In absolute terms, the CAD was $7.1 billion in the reporting quarter, $7.7 billion in the year-ago period, and $8.7 billion i I n the preceding quarter.
The trade deficit in the reporting quarter was $34 billion, against $38.6 billion a year ago, and $37.4 billion in the preceding quarter.
A current account deficit arises when a country’s import of goods, services and transfers is greater than its exports. A lower deficit strengthens the country’s currency.
On a cumulative basis, the CAD narrowed to 1.4 per cent of GDP in the first nine months of 2015-16 from 1.7 per cent in the year-ago period, on the back of a contraction in the trade deficit. In absolute terms, India’s trade deficit narrowed to $105.6 billion in the April-December period of 2015-16 from $113.4 billion in the year-ago period, according to an RBI report.
In the reporting quarter, net services receipts moderated to $18.1 billion from $20 billion in the year-ago quarter, largely due to a fall in export receipts in transport, insurance and pension services, though there has been some marginal improvement over the preceding quarter ($18 billion), the RBI said.

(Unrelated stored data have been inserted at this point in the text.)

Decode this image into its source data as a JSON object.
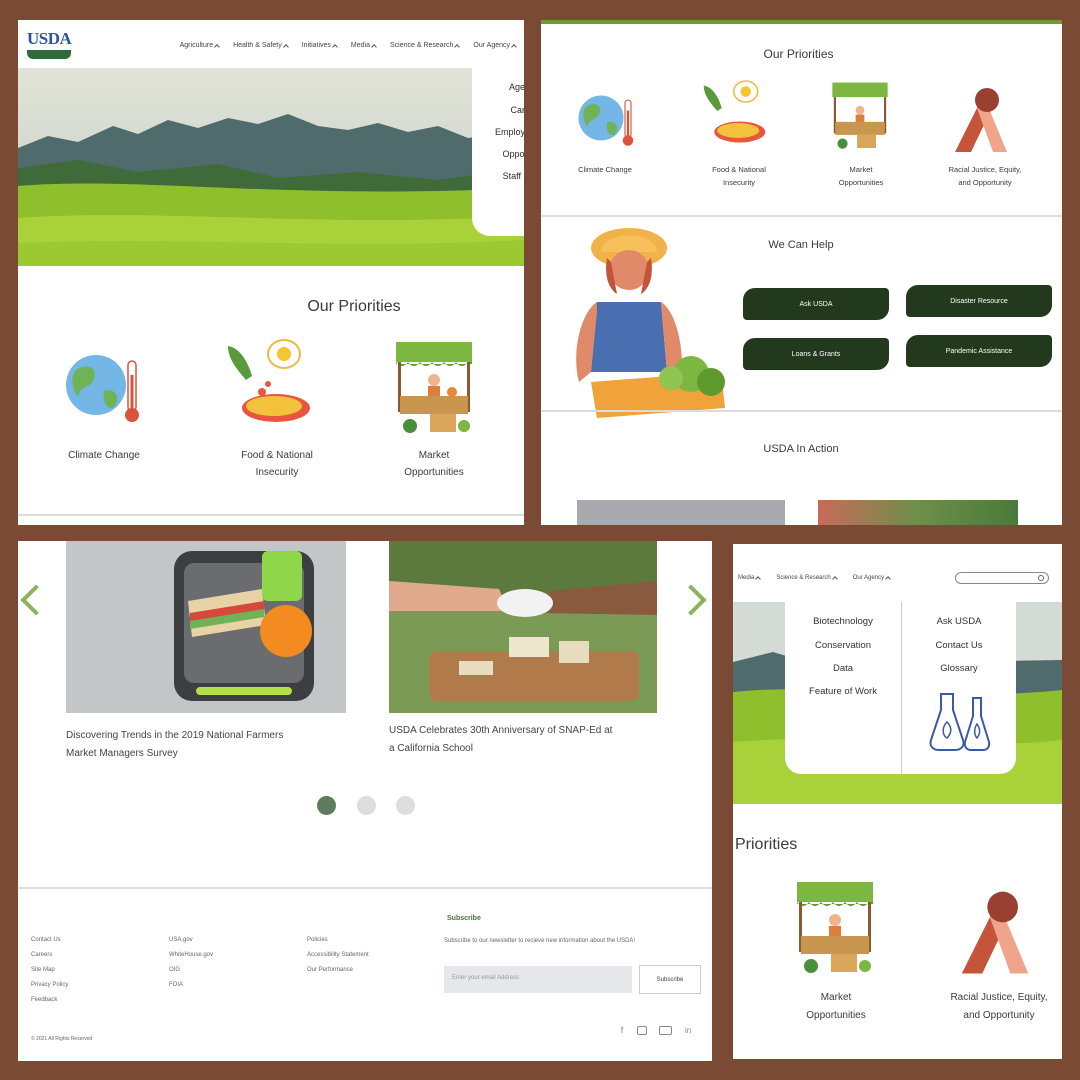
{
  "brand": {
    "logo_text": "USDA"
  },
  "nav": {
    "items": [
      "Agriculture",
      "Health & Safety",
      "Initiatives",
      "Media",
      "Science & Research",
      "Our Agency"
    ]
  },
  "panel1": {
    "agency_dropdown": [
      "Agen",
      "Care",
      "Employe",
      "Opport",
      "Staff D"
    ],
    "priorities_title": "Our Priorities",
    "priorities": [
      {
        "label_l1": "Climate Change",
        "label_l2": "",
        "icon": "globe-thermometer-icon"
      },
      {
        "label_l1": "Food & National",
        "label_l2": "Insecurity",
        "icon": "food-icon"
      },
      {
        "label_l1": "Market",
        "label_l2": "Opportunities",
        "icon": "market-stall-icon"
      }
    ]
  },
  "panel2": {
    "priorities_title": "Our Priorities",
    "priorities": [
      {
        "label_l1": "Climate Change",
        "label_l2": ""
      },
      {
        "label_l1": "Food & National",
        "label_l2": "Insecurity"
      },
      {
        "label_l1": "Market",
        "label_l2": "Opportunities"
      },
      {
        "label_l1": "Racial Justice, Equity,",
        "label_l2": "and Opportunity"
      }
    ],
    "help_title": "We Can Help",
    "help_buttons": [
      "Ask USDA",
      "Disaster Resource",
      "Loans & Grants",
      "Pandemic Assistance"
    ],
    "action_title": "USDA In Action"
  },
  "panel3": {
    "cards": [
      {
        "caption_l1": "Discovering Trends in the 2019 National Farmers",
        "caption_l2": "Market Managers Survey"
      },
      {
        "caption_l1": "USDA Celebrates 30th Anniversary of SNAP-Ed at",
        "caption_l2": "a California School"
      }
    ],
    "footer": {
      "col1": [
        "Contact Us",
        "Careers",
        "Site Map",
        "Privacy Policy",
        "Feedback"
      ],
      "col2": [
        "USA.gov",
        "WhiteHouse.gov",
        "OIG",
        "FOIA"
      ],
      "col3": [
        "Policies",
        "Accessibility Statement",
        "Our Performance"
      ],
      "subscribe_title": "Subscribe",
      "subscribe_text": "Subscribe to our newsletter to recieve new information about the USDA!",
      "email_placeholder": "Enter your email Address",
      "subscribe_button": "Subscribe",
      "copyright": "© 2021 All Rights Reserved"
    }
  },
  "panel4": {
    "nav": [
      "Media",
      "Science & Research",
      "Our Agency"
    ],
    "mega_left": [
      "Biotechnology",
      "Conservation",
      "Data",
      "Feature of Work"
    ],
    "mega_right": [
      "Ask USDA",
      "Contact Us",
      "Glossary"
    ],
    "priorities_title": "Priorities",
    "priorities": [
      {
        "label_l1": "Market",
        "label_l2": "Opportunities"
      },
      {
        "label_l1": "Racial Justice, Equity,",
        "label_l2": "and Opportunity"
      }
    ]
  },
  "colors": {
    "dark_green": "#22391e",
    "accent_green": "#8db35a",
    "frame_brown": "#7a4a34",
    "usda_blue": "#2d5596"
  }
}
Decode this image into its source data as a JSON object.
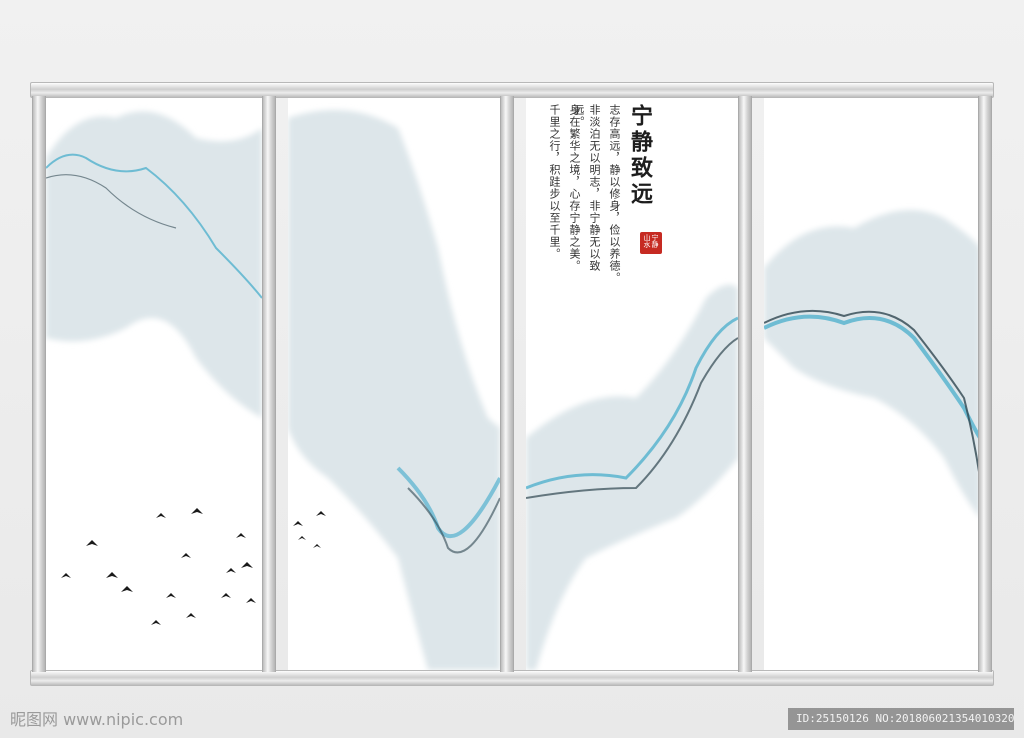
{
  "artwork": {
    "title": "宁静致远",
    "poem_lines": [
      "志存高远，静以修身，俭以养德。",
      "非淡泊无以明志，非宁静无以致远。",
      "身在繁华之境，心存宁静之美。",
      "千里之行，积跬步以至千里。"
    ],
    "seal_text": "宁静山水",
    "colors": {
      "ink_blue": "#3ea9c9",
      "ink_dark": "#2f4650",
      "mist": "#dde6ea",
      "seal_red": "#c62a22"
    }
  },
  "watermark": {
    "site": "昵图网 www.nipic.com",
    "id_text": "ID:25150126 NO:20180602135401032030"
  }
}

Private transfer receipts, mainly remittances by overseas Indians, were $15.8 billion, down from $16.5 billion in the preceding quarter and $17.5 billion a year ago.
After moderating in the July-September 2015 period, net foreign direct investment picked up to $10.8 billion.
There has been a marginal net outflow of $0.2 billion in portfolio investment in the reporting quarter as against $3.5 billion in the preceding quarter. Equity outflows in the October-December period were almost offset by inflows into the debt segment.